Comment by: Benjamin
5 08/12/08 9:18 PM | Comment Link |Wow.
do you think? That’s … hard. Sounds like something that crazy old Jesus might say.
Comment by: David H
6 08/13/08 9:33 AM | Comment Link |Being rich and powerful are both about hoarding resources. I have more and that, by definition, means someone has less. The mosaic economic system for Israel was intended to stop or slow the unbalancing on the money and property side by forcing people to periodically return property to original owners (can’t become a land baron) and prohibiting loans at interest (fewer foreclosures). That it seems never to have been followed may speak volumes about the innate human need to hoard resources.
Hoarding power, often related to money, is far less tangible and far more difficult to prevent. Just ask King George W.
Comment by: joe
7 08/17/08 4:55 PM | Comment Link |I think there is something weird going on. Didn’t the Russians claim that there was an ethnic massacre in part of Georgia?
I’m not saying we should believe the Russians - yet how come nobody has seriously investigated the allegations before committing themselves to everlasting friendship with the Georgians? Does being a democracy mean that the allegations can be dismissed out of hand?
Isn’t there also a little contradiction in the Russian position - given their ongoing conflict in Chechnya? Also, apparently following the army comes an irregular force of militia who do most of the damage.
I don’t think we’re hearing the full story.
Comment by: David H
8 08/18/08 12:15 PM | Comment Link |Accounts I have read suggest problems on both sides. The Georgian president made re-unification with dissident parts of Georgia a key part of his campaign. The one separatist area (S. Ossetia) is firmly in Moscow’s pocket and Russian troops have been posted there for years as “peacekeepers”, though almost everyone knows they are military observers. The other has simply turned to Russia for support.
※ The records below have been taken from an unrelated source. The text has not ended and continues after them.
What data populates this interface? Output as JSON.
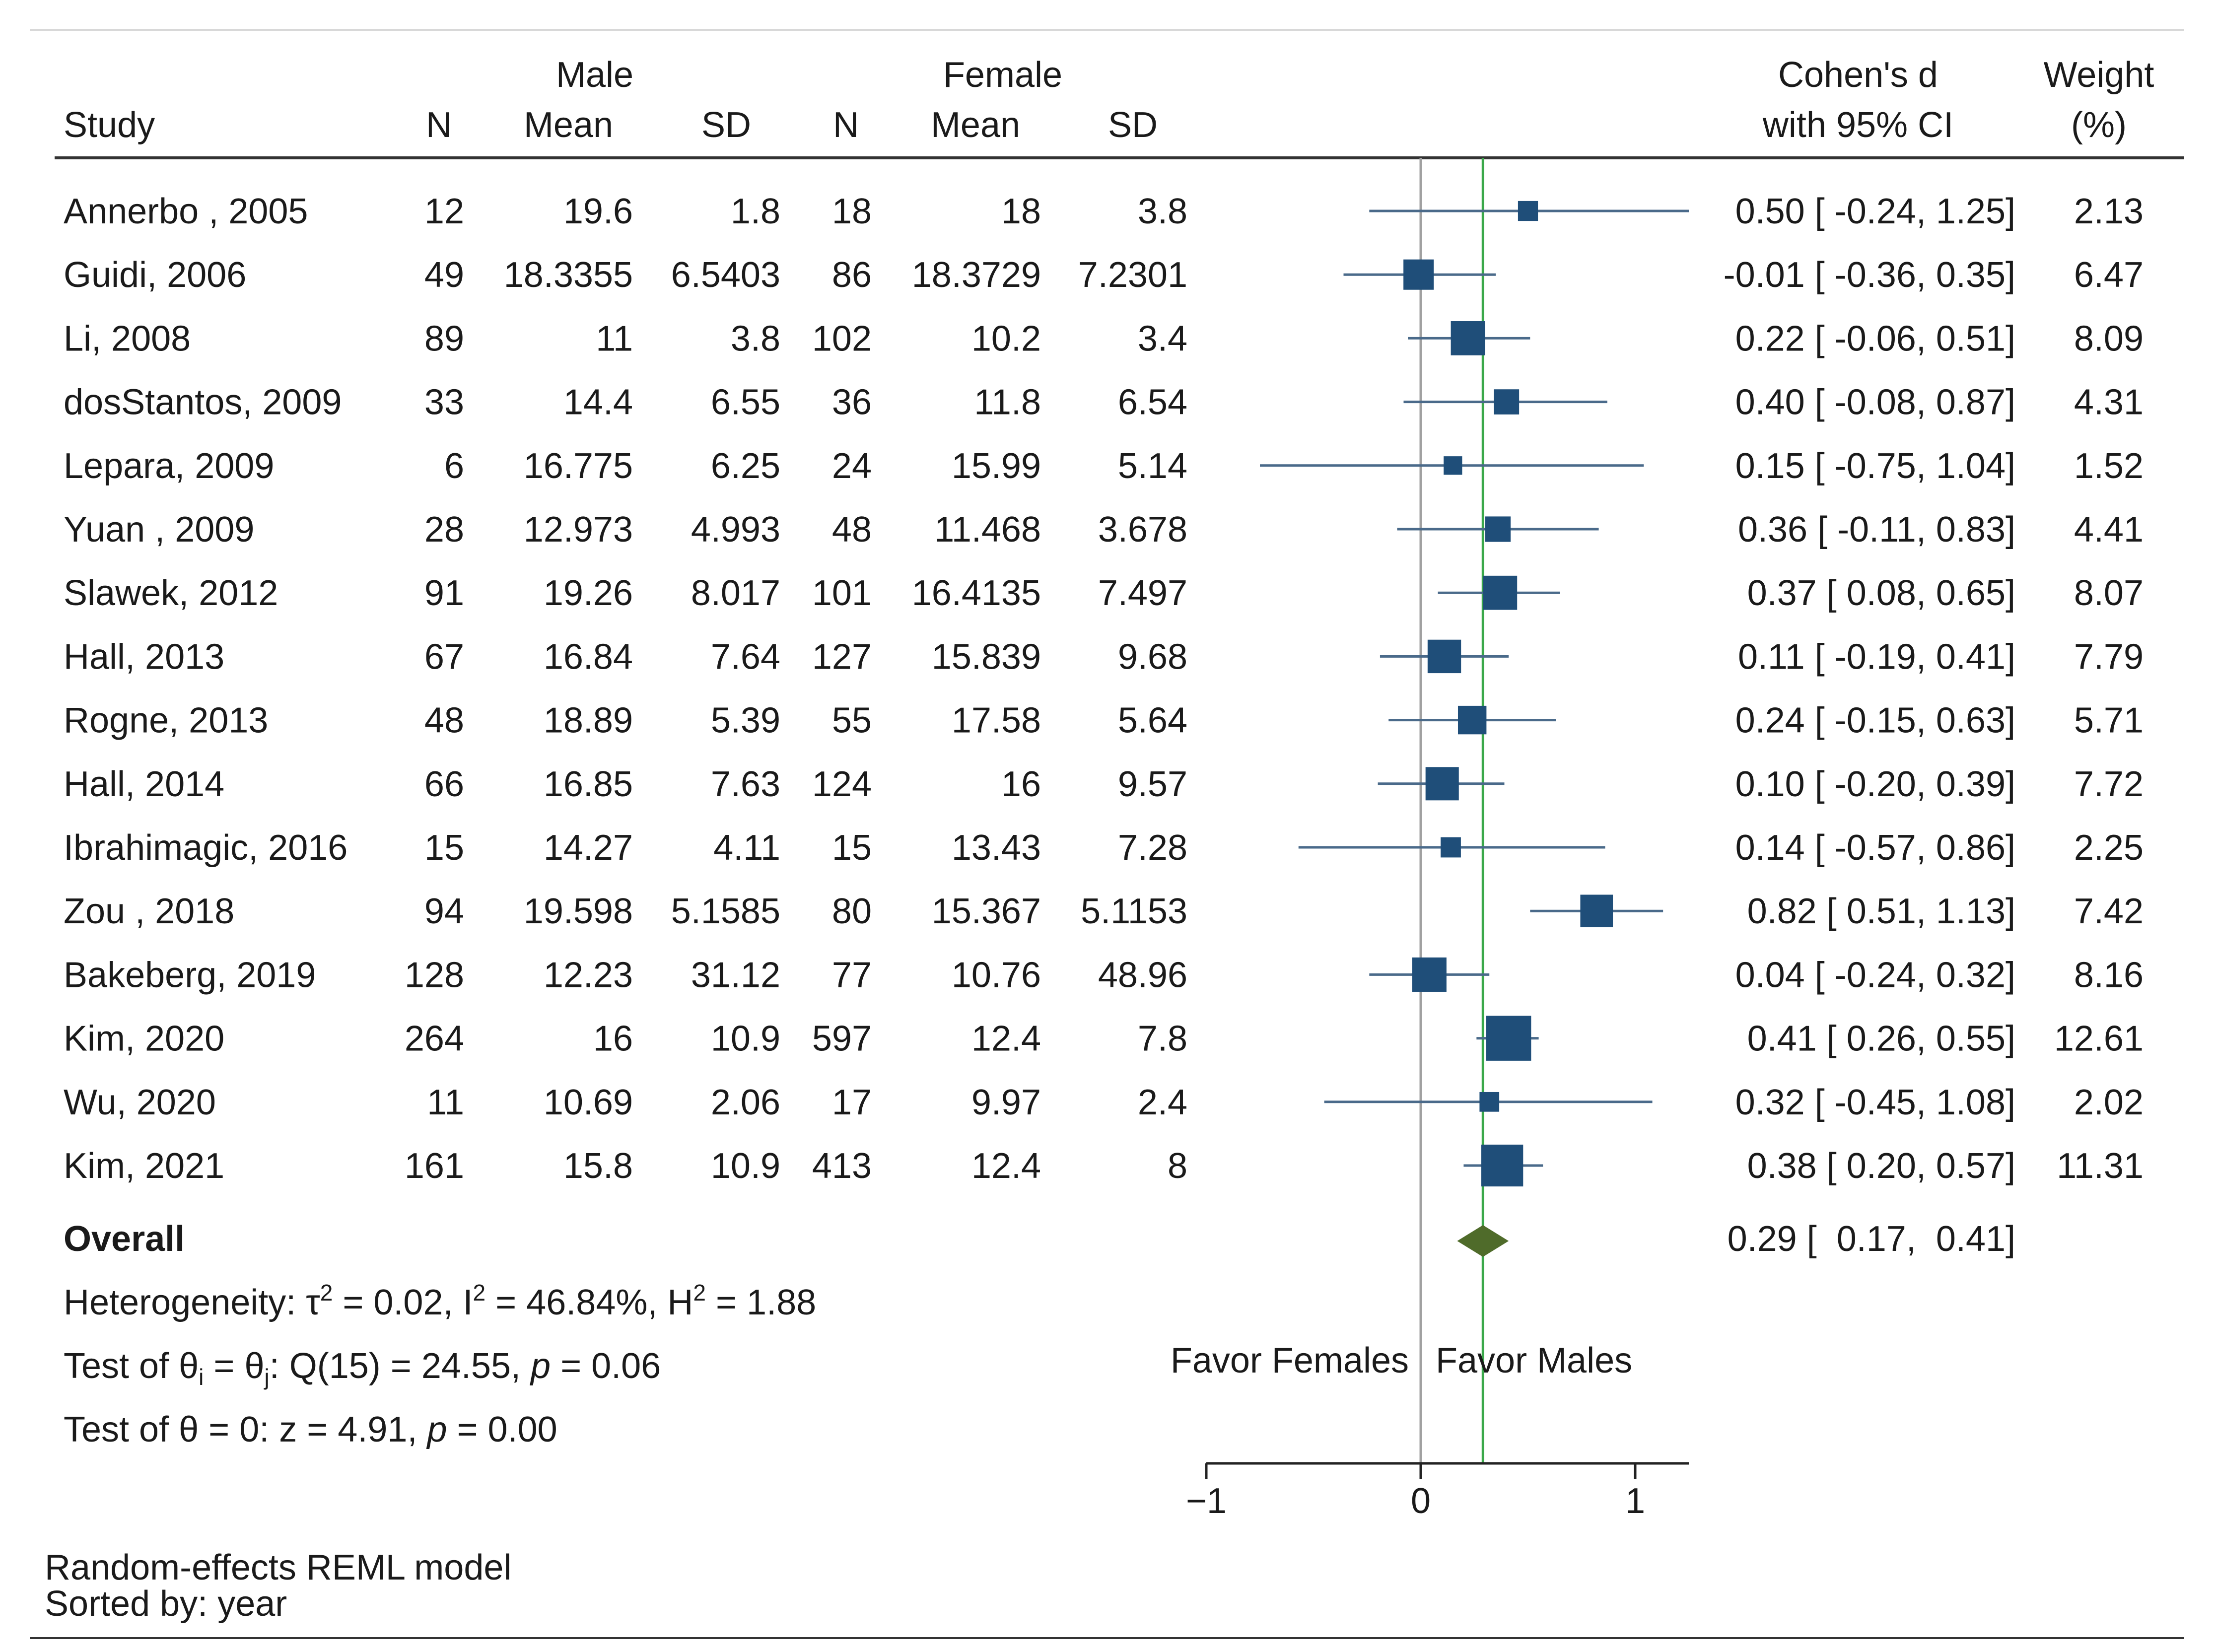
{
  "chart_data": {
    "type": "forest",
    "header": {
      "study": "Study",
      "male": "Male",
      "female": "Female",
      "n": "N",
      "mean": "Mean",
      "sd": "SD",
      "effect_line1": "Cohen's d",
      "effect_line2": "with 95% CI",
      "weight_line1": "Weight",
      "weight_line2": "(%)"
    },
    "studies": [
      {
        "study": "Annerbo , 2005",
        "male_n": "12",
        "male_mean": "19.6",
        "male_sd": "1.8",
        "female_n": "18",
        "female_mean": "18",
        "female_sd": "3.8",
        "d": 0.5,
        "lo": -0.24,
        "hi": 1.25,
        "ci_text": "0.50 [ -0.24,  1.25]",
        "weight": 2.13,
        "weight_text": "2.13"
      },
      {
        "study": "Guidi, 2006",
        "male_n": "49",
        "male_mean": "18.3355",
        "male_sd": "6.5403",
        "female_n": "86",
        "female_mean": "18.3729",
        "female_sd": "7.2301",
        "d": -0.01,
        "lo": -0.36,
        "hi": 0.35,
        "ci_text": "-0.01 [ -0.36,  0.35]",
        "weight": 6.47,
        "weight_text": "6.47"
      },
      {
        "study": "Li, 2008",
        "male_n": "89",
        "male_mean": "11",
        "male_sd": "3.8",
        "female_n": "102",
        "female_mean": "10.2",
        "female_sd": "3.4",
        "d": 0.22,
        "lo": -0.06,
        "hi": 0.51,
        "ci_text": "0.22 [ -0.06,  0.51]",
        "weight": 8.09,
        "weight_text": "8.09"
      },
      {
        "study": "dosStantos, 2009",
        "male_n": "33",
        "male_mean": "14.4",
        "male_sd": "6.55",
        "female_n": "36",
        "female_mean": "11.8",
        "female_sd": "6.54",
        "d": 0.4,
        "lo": -0.08,
        "hi": 0.87,
        "ci_text": "0.40 [ -0.08,  0.87]",
        "weight": 4.31,
        "weight_text": "4.31"
      },
      {
        "study": "Lepara, 2009",
        "male_n": "6",
        "male_mean": "16.775",
        "male_sd": "6.25",
        "female_n": "24",
        "female_mean": "15.99",
        "female_sd": "5.14",
        "d": 0.15,
        "lo": -0.75,
        "hi": 1.04,
        "ci_text": "0.15 [ -0.75,  1.04]",
        "weight": 1.52,
        "weight_text": "1.52"
      },
      {
        "study": "Yuan , 2009",
        "male_n": "28",
        "male_mean": "12.973",
        "male_sd": "4.993",
        "female_n": "48",
        "female_mean": "11.468",
        "female_sd": "3.678",
        "d": 0.36,
        "lo": -0.11,
        "hi": 0.83,
        "ci_text": "0.36 [ -0.11,  0.83]",
        "weight": 4.41,
        "weight_text": "4.41"
      },
      {
        "study": "Slawek, 2012",
        "male_n": "91",
        "male_mean": "19.26",
        "male_sd": "8.017",
        "female_n": "101",
        "female_mean": "16.4135",
        "female_sd": "7.497",
        "d": 0.37,
        "lo": 0.08,
        "hi": 0.65,
        "ci_text": "0.37 [  0.08,  0.65]",
        "weight": 8.07,
        "weight_text": "8.07"
      },
      {
        "study": "Hall, 2013",
        "male_n": "67",
        "male_mean": "16.84",
        "male_sd": "7.64",
        "female_n": "127",
        "female_mean": "15.839",
        "female_sd": "9.68",
        "d": 0.11,
        "lo": -0.19,
        "hi": 0.41,
        "ci_text": "0.11 [ -0.19,  0.41]",
        "weight": 7.79,
        "weight_text": "7.79"
      },
      {
        "study": "Rogne, 2013",
        "male_n": "48",
        "male_mean": "18.89",
        "male_sd": "5.39",
        "female_n": "55",
        "female_mean": "17.58",
        "female_sd": "5.64",
        "d": 0.24,
        "lo": -0.15,
        "hi": 0.63,
        "ci_text": "0.24 [ -0.15,  0.63]",
        "weight": 5.71,
        "weight_text": "5.71"
      },
      {
        "study": "Hall, 2014",
        "male_n": "66",
        "male_mean": "16.85",
        "male_sd": "7.63",
        "female_n": "124",
        "female_mean": "16",
        "female_sd": "9.57",
        "d": 0.1,
        "lo": -0.2,
        "hi": 0.39,
        "ci_text": "0.10 [ -0.20,  0.39]",
        "weight": 7.72,
        "weight_text": "7.72"
      },
      {
        "study": "Ibrahimagic, 2016",
        "male_n": "15",
        "male_mean": "14.27",
        "male_sd": "4.11",
        "female_n": "15",
        "female_mean": "13.43",
        "female_sd": "7.28",
        "d": 0.14,
        "lo": -0.57,
        "hi": 0.86,
        "ci_text": "0.14 [ -0.57,  0.86]",
        "weight": 2.25,
        "weight_text": "2.25"
      },
      {
        "study": "Zou , 2018",
        "male_n": "94",
        "male_mean": "19.598",
        "male_sd": "5.1585",
        "female_n": "80",
        "female_mean": "15.367",
        "female_sd": "5.1153",
        "d": 0.82,
        "lo": 0.51,
        "hi": 1.13,
        "ci_text": "0.82 [  0.51,  1.13]",
        "weight": 7.42,
        "weight_text": "7.42"
      },
      {
        "study": "Bakeberg, 2019",
        "male_n": "128",
        "male_mean": "12.23",
        "male_sd": "31.12",
        "female_n": "77",
        "female_mean": "10.76",
        "female_sd": "48.96",
        "d": 0.04,
        "lo": -0.24,
        "hi": 0.32,
        "ci_text": "0.04 [ -0.24,  0.32]",
        "weight": 8.16,
        "weight_text": "8.16"
      },
      {
        "study": "Kim, 2020",
        "male_n": "264",
        "male_mean": "16",
        "male_sd": "10.9",
        "female_n": "597",
        "female_mean": "12.4",
        "female_sd": "7.8",
        "d": 0.41,
        "lo": 0.26,
        "hi": 0.55,
        "ci_text": "0.41 [  0.26,  0.55]",
        "weight": 12.61,
        "weight_text": "12.61"
      },
      {
        "study": "Wu, 2020",
        "male_n": "11",
        "male_mean": "10.69",
        "male_sd": "2.06",
        "female_n": "17",
        "female_mean": "9.97",
        "female_sd": "2.4",
        "d": 0.32,
        "lo": -0.45,
        "hi": 1.08,
        "ci_text": "0.32 [ -0.45,  1.08]",
        "weight": 2.02,
        "weight_text": "2.02"
      },
      {
        "study": "Kim, 2021",
        "male_n": "161",
        "male_mean": "15.8",
        "male_sd": "10.9",
        "female_n": "413",
        "female_mean": "12.4",
        "female_sd": "8",
        "d": 0.38,
        "lo": 0.2,
        "hi": 0.57,
        "ci_text": "0.38 [  0.20,  0.57]",
        "weight": 11.31,
        "weight_text": "11.31"
      }
    ],
    "overall": {
      "label": "Overall",
      "d": 0.29,
      "lo": 0.17,
      "hi": 0.41,
      "ci_text": "0.29 [  0.17,  0.41]"
    },
    "heterogeneity": {
      "het_prefix": "Heterogeneity: τ",
      "het_tau_sup": "2",
      "het_mid": " = 0.02, I",
      "het_i_sup": "2",
      "het_mid2": " = 46.84%, H",
      "het_h_sup": "2",
      "het_end": " = 1.88",
      "q_prefix": "Test of θ",
      "q_sub_i": "i",
      "q_eq": " = θ",
      "q_sub_j": "j",
      "q_mid": ": Q(15) = 24.55, ",
      "q_p": "p",
      "q_end": " = 0.06",
      "z_prefix": "Test of θ = 0: z = 4.91, ",
      "z_p": "p",
      "z_end": " = 0.00"
    },
    "favor_left": "Favor Females",
    "favor_right": "Favor Males",
    "x_axis": {
      "min": -1,
      "max": 1.25,
      "ticks": [
        -1,
        0,
        1
      ],
      "tick_labels": [
        "−1",
        "0",
        "1"
      ]
    },
    "null_line": 0,
    "footer": {
      "model": "Random-effects REML model",
      "sorted": "Sorted by: year"
    },
    "colors": {
      "marker": "#1f4e79",
      "ci_line": "#4a6a8a",
      "overall_diamond": "#4f6b2a",
      "overall_line": "#3aa84a",
      "null_line": "#a0a0a0",
      "text": "#1a1a1a"
    }
  }
}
Georgia triggered this incident by moving it’s military to try and retake S. Ossetia. Russian “peacekeepers”, a misnomer if ever there was one, were then used as the excuse from the Kremlin for the massive retaliatory strike meant to “protect Russian citizens” even though it involved punitive bombing and shelling of cities outside of S. Ossetia.
In all likelihood both sides have done some bad things. But the real issue is that Georgia seems to be the first battleground between the west and resurgent Russia. This initial clash appears to be a test by Russia to see how the west can or will respond.